Green on the water—an update


When his low-footprint catamaran (described in ReNew 120) was finally ready, Geoff Chia was unable to move aboard due to shore-based commitments. Instead, he asked Stef Palmer to boatsit for a few months. She gives us a ‘liveaboard’ report.

We are facing a mounting number of global challenges: resource depletion (especially petroleum), climate change, ecosystem damage and over-population. These problems are largely attributable to our over-consumption and wasteful habits. By some reckonings we would require the resources of between four and eight planet Earths if developing countries were to reach our current rate of over-consumption. Such an outcome is clearly impossible. As a result, enforced energy descent looms before us as an increasing threat to the world economy and to world peace.
The concept of voluntary contraction and convergence has been mooted as an equitable means of distributing Earth’s increasingly scarce resources. But how do we convince the rich world to make do with less? One way is to demonstrate the viability of pursuing a low-footprint lifestyle without compromising quality of life.
I embarked on the adventure of living aboard Geoff Chia’s Mahe 36 to help test and refine the boat’s systems for sustainable living. The past few months have been a crash course in sustainable technology and the logistics of living aboard. It’s been eye-opening and exciting for me, and I share my observations and experiences in the hope that these may inspire others to strive for a comfortable low-consumption lifestyle, whether on land or water.

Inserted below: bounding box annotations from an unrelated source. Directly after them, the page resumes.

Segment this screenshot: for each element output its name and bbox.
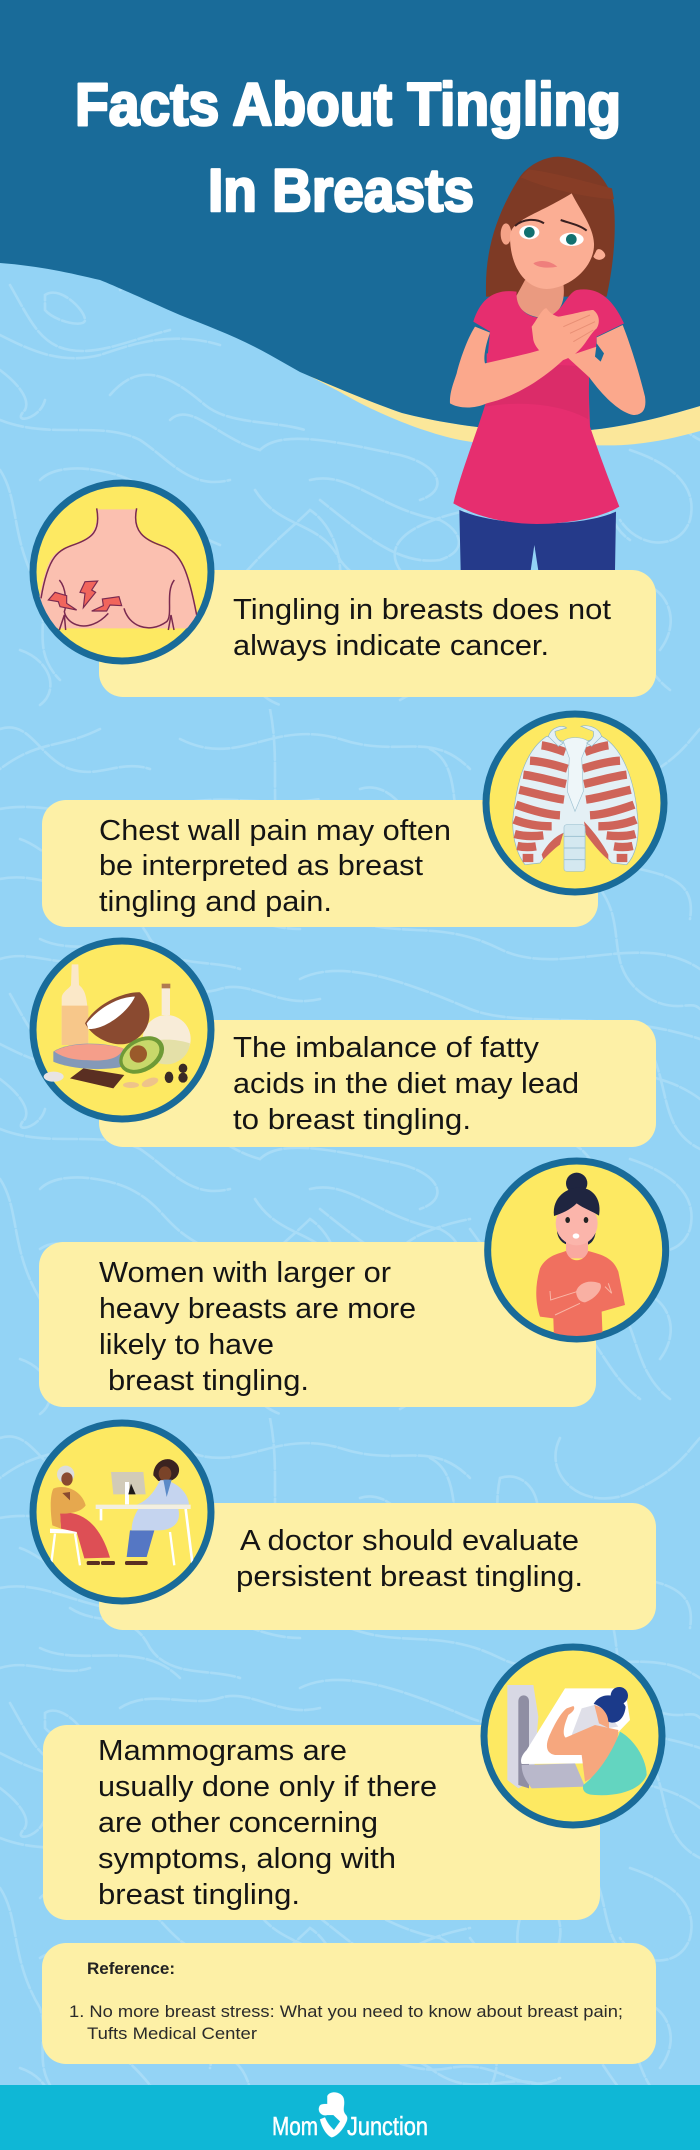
fact 2 text: be interpreted as breast	[99, 850, 423, 882]
reference heading: Reference:	[87, 1960, 175, 1978]
fact 3 text	[233, 1032, 579, 1136]
fact 6	[43, 1647, 662, 1920]
fact 1	[33, 483, 656, 697]
icon: healthy fats foods	[33, 941, 211, 1119]
reference list: 1. No more breast stress: What you need to know about breast pain;	[69, 2002, 623, 2021]
fact 6 text: symptoms, along with	[98, 1843, 396, 1875]
fact 5	[33, 1423, 656, 1630]
fact 3 text: to breast tingling.	[233, 1104, 471, 1136]
fact 6 text: breast tingling.	[98, 1879, 300, 1911]
fact 4 text: likely to have	[99, 1329, 274, 1361]
fact 6 text: Mammograms are	[98, 1735, 347, 1767]
title: In Breasts	[208, 157, 474, 224]
icon: chest with pain bolts	[33, 483, 211, 661]
fact 3	[33, 941, 656, 1147]
reference panel	[42, 1943, 656, 2064]
fact 5 text: persistent breast tingling.	[236, 1561, 583, 1593]
card 1	[99, 570, 656, 697]
fact 3 text: The imbalance of fatty	[233, 1032, 540, 1064]
card 4	[39, 1242, 596, 1407]
fact 2	[42, 714, 664, 927]
card 6	[43, 1725, 600, 1920]
icon: mammogram machine	[484, 1647, 662, 1825]
fact 4	[39, 1161, 666, 1407]
fact 2 text: Chest wall pain may often	[99, 815, 451, 847]
icon: doctor consultation	[33, 1423, 211, 1601]
title: Facts About Tingling	[75, 71, 621, 138]
card 3	[99, 1020, 656, 1147]
logo: MomJunction: Mom	[272, 2111, 318, 2141]
fact 6 text: are other concerning	[98, 1807, 378, 1839]
fact 6 text	[98, 1735, 437, 1911]
header wave band	[0, 0, 700, 445]
reference list	[69, 2002, 623, 2043]
fact 1 text: Tingling in breasts does not	[233, 594, 611, 626]
title	[75, 71, 621, 224]
fact 4 text	[99, 1257, 416, 1397]
fact 1 text: always indicate cancer.	[233, 630, 549, 662]
fact 5 text	[236, 1525, 583, 1593]
fact 1 text	[233, 594, 611, 662]
card 2	[42, 800, 598, 927]
fact 2 text	[99, 815, 451, 918]
fact 6 text: usually done only if there	[98, 1771, 437, 1803]
card 5	[99, 1503, 656, 1630]
icon: woman with hand on chest	[488, 1161, 666, 1339]
fact 3 text: acids in the diet may lead	[233, 1068, 579, 1100]
fact 4 text: Women with larger or	[99, 1257, 391, 1289]
fact 2 text: tingling and pain.	[99, 886, 332, 918]
logo: MomJunction: Junction	[347, 2111, 428, 2141]
fact 4 text: breast tingling.	[108, 1365, 309, 1397]
fact 4 text: heavy breasts are more	[99, 1293, 416, 1325]
fact 5 text: A doctor should evaluate	[240, 1525, 579, 1557]
logo: MomJunction	[272, 2092, 428, 2141]
footer	[0, 2085, 700, 2150]
reference list: Tufts Medical Center	[87, 2024, 257, 2043]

Generating, storing and inverting sufficient power proved to be the most significant challenge to demonstrating the possibility of a low-carbon, high-amenity lifestyle on the boat. The objective was to power a full suite of mod cons using the boat’s solar array. We managed to power all DC systems (e.g. the water pump, ultra-efficient fridge, low-current LED lighting) primarily on solar power. However, powering the washing machine, rechargeable vacuum cleaner and Mac laptop proved trickier. They require AC input and thus require the use of the high-power inverter and so draw significantly from the batteries.
There were a number of situations where I had to run the diesel engines to keep the batteries sufficiently charged. A few consecutive cloudy days and the slightest glitch, such as leaving on the inverter, a water tap (and hence pump) running continuously (a beginner’s mistake never to be repeated) or even falling asleep with a few LED lights on, and the batteries were soon depleted.
We used a DC to DC converter (eg 12 V to 9 V) or a low power inverter (150 W) rather than the built in 800 watt inverter where possible (depending on the electronic device in use) and thus reduced energy losses. I became rather strategic about timing my use of energy; I also switched from my colossal MacBook to a small notebook computer with much lower energy needs (but still with full multimedia functionality including digital HDTV).
Spacing out laundry loads and charging appliances while ample direct sunlight was available were simple yet effective measures that helped reduce usage of the batteries. It became possible to go for weeks without needing supplementary charging, so long as the days were sunny. Additional solar power and storage is still on the drawing board, to ensure sufficient energy is available without the need to run the engine after a couple of cloudy days.